Sophia faked her own death and organized a wake to eavesdrop on people’s tributes — and funded a funeral for a hated woman to show respect for human life “no matter how wretched it was” — but facing death was something that terrified Getty, White wrote in her 2012 book If You Ask Me (And Of Course You Won't). “Estelle Getty was so afraid of dying that the writers on The Golden Girls couldn't put a dead joke in the script,” she wrote. “This was early on — long before she ever got ill.” (Getty suffered from Lewy body dementia).

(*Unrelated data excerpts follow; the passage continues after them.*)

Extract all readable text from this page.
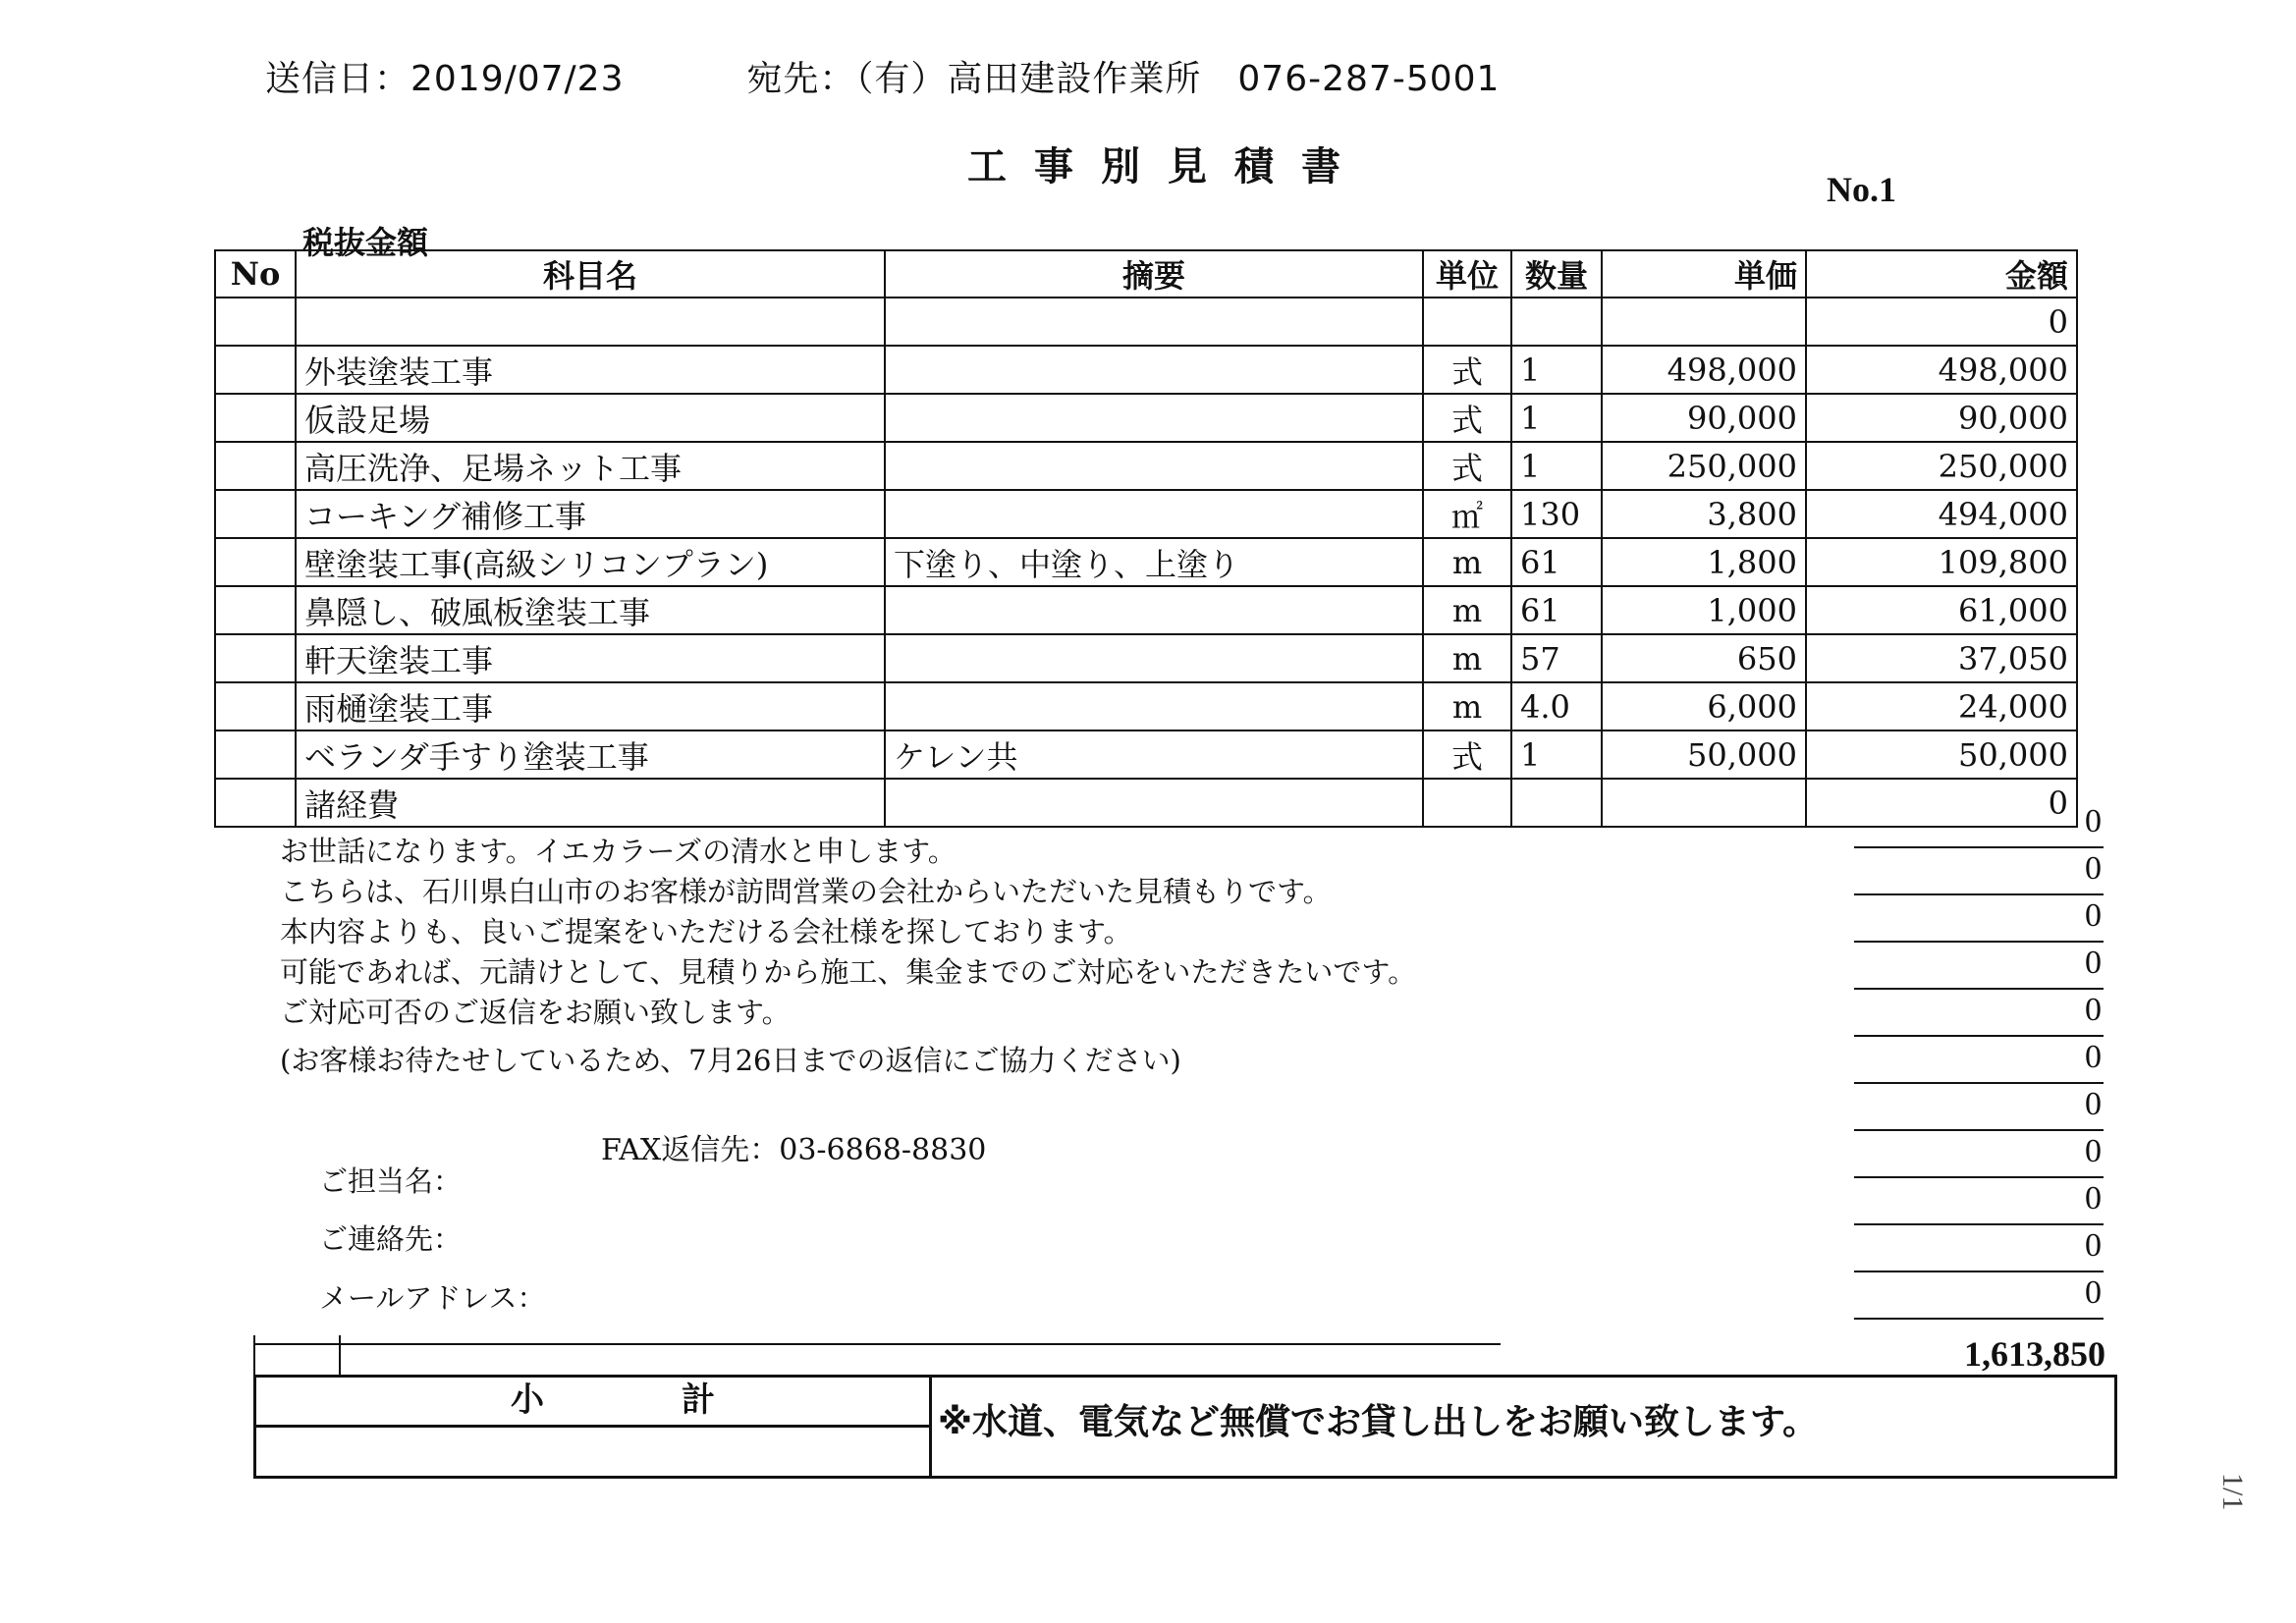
送信日：2019/07/23	宛先：（有）高田建設作業所　076-287-5001
工事別見積書	No.1
税抜金額
No	科目名	摘要	単位	数量	単価	金額
						0
	外装塗装工事		式	1	498,000	498,000
	仮設足場		式	1	90,000	90,000
	高圧洗浄、足場ネット工事		式	1	250,000	250,000
	コーキング補修工事		㎡	130	3,800	494,000
	壁塗装工事(高級シリコンプラン)	下塗り、中塗り、上塗り	m	61	1,800	109,800
	鼻隠し、破風板塗装工事		m	61	1,000	61,000
	軒天塗装工事		m	57	650	37,050
	雨樋塗装工事		m	4.0	6,000	24,000
	ベランダ手すり塗装工事	ケレン共	式	1	50,000	50,000
	諸経費					0
お世話になります。イエカラーズの清水と申します。
こちらは、石川県白山市のお客様が訪問営業の会社からいただいた見積もりです。
本内容よりも、良いご提案をいただける会社様を探しております。
可能であれば、元請けとして、見積りから施工、集金までのご対応をいただきたいです。
ご対応可否のご返信をお願い致します。
(お客様お待たせしているため、7月26日までの返信にご協力ください)
FAX返信先：03-6868-8830
ご担当名：
ご連絡先：
メールアドレス：
0
0
0
0
0
0
0
0
0
0
0
1,613,850
小計
※水道、電気など無償でお貸し出しをお願い致します。
1/1
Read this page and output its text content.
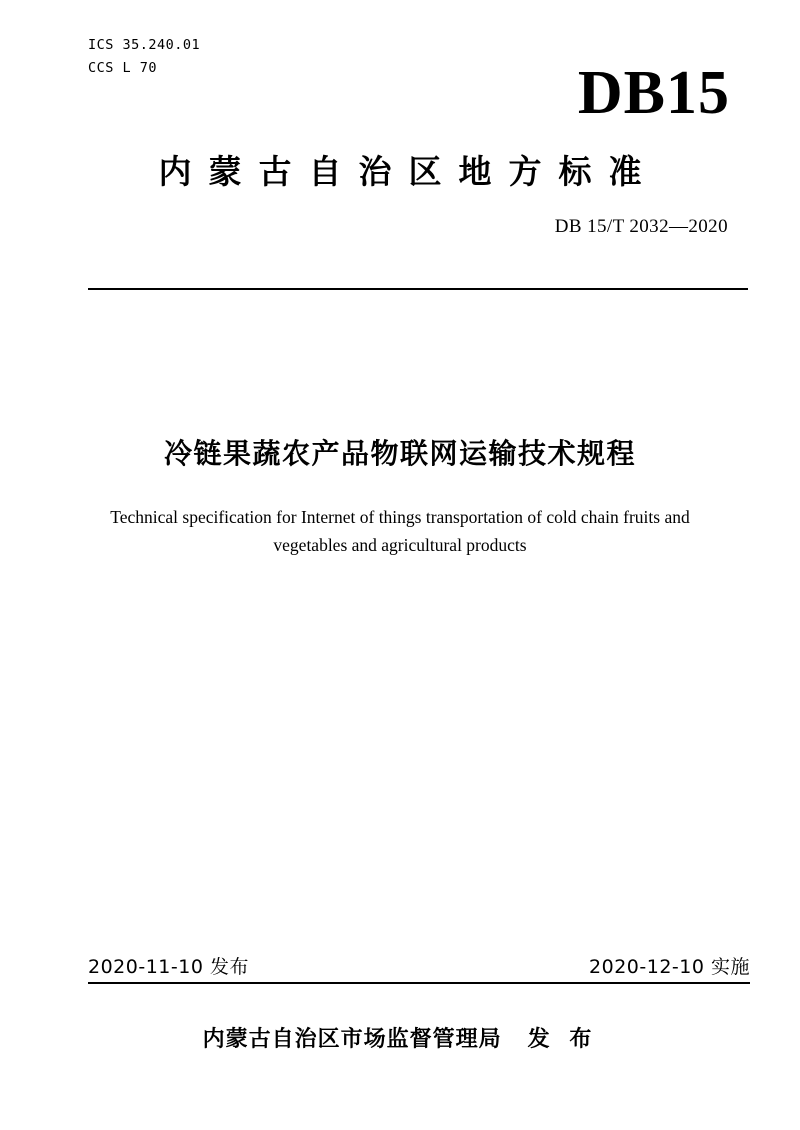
ICS 35.240.01
CCS L 70	DB15
内蒙古自治区地方标准
DB 15/T 2032—2020
冷链果蔬农产品物联网运输技术规程
Technical specification for Internet of things transportation of cold chain fruits and vegetables and agricultural products
2020-11-10 发布	2020-12-10 实施
内蒙古自治区市场监督管理局 发 布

McClanahan fought to give Blanche her signature Southern drawl

Since Blanche hailed from Atlanta, Ga., McClanahan initially played the character with a Southern twang, despite a mandate from Sandrich to use her own Oklahoma accent. Not wanting to argue with the director, McClanahan delivered her lines with a “modified sort of Southern accent.” But when The Golden Girls got picked up as a series, another director encouraged her to play up Blanche’s tone, she explained during a Television Academy Foundation interview.

Dorothy’s signature oversized earrings were clip-ons

Bea Arthur's "Golden Girls" character Dorothy Zbornak loved wearing oversized earrings. (Photo: NBCU Photo Bank/Getty Images)
Bea Arthur's Golden Girls character Dorothy Zbornak loved wearing oversized earrings. (Photo: NBCU Photo Bank/Getty Images)

Even when lounging on wicker furniture, Dorothy wore heavy, sparkly earrings provided by stylist Judy Evans. “She knew Dorothy had a dramatic side, so she’d give me crazy earrings to wear,” Arthur told the New York Post in 2002. “She was extraordinary.” Still, Arthur hated the jewelry — and besides, she didn’t have pierced ears. “I really feel — bear with me here, don’t think I’m out of my mind — I think it’s a way of desecrating the body,” she said.

Creator Susan Harris didn’t like Sex and the City comparisons

Four fabulous women, glittery fashion and graphic sex talk sound like a Sex and the City episode, but the show blazed its own path, Harris told Entertainment Weekly. “These [Golden Girls] women had solid, real relationships; Sex and the City and Designing Women were something else,” she said. “As crazy as those women could be on Golden Girls — Rose with her stories and Sophia with her mouth — it was more grounded in reality than those other shows, which I thought conformed more to the situation-comedy formula.”

The real-life Golden Girls home is not in Florida

Although the series was based in Miami, Fla., the exterior of the home was shot in Los Angeles, Calif. Last month, the 3,000-square-foot tourist attraction on N. Saltair Avenue sold for almost $4 million dollars, $1 million more than its asking price. The four-bedroom house received 20 offers within 14 days, a property realtor told the Wall Street Journal, and ironically, was sold to a family who weren’t Golden Girls fans.

Bea Arthur’s departure from the show ended the series

When asked by the Television Academy Foundation why The Golden Girls went off the air, Arthur answered, “I stayed with it for seven years and I figured, it’s time. It’s time to leave while we’re still up there.” Arthur suspected that many were critical of her decision, although her castmates, she said, were supportive.

The Golden Girls is currently streaming on Hulu.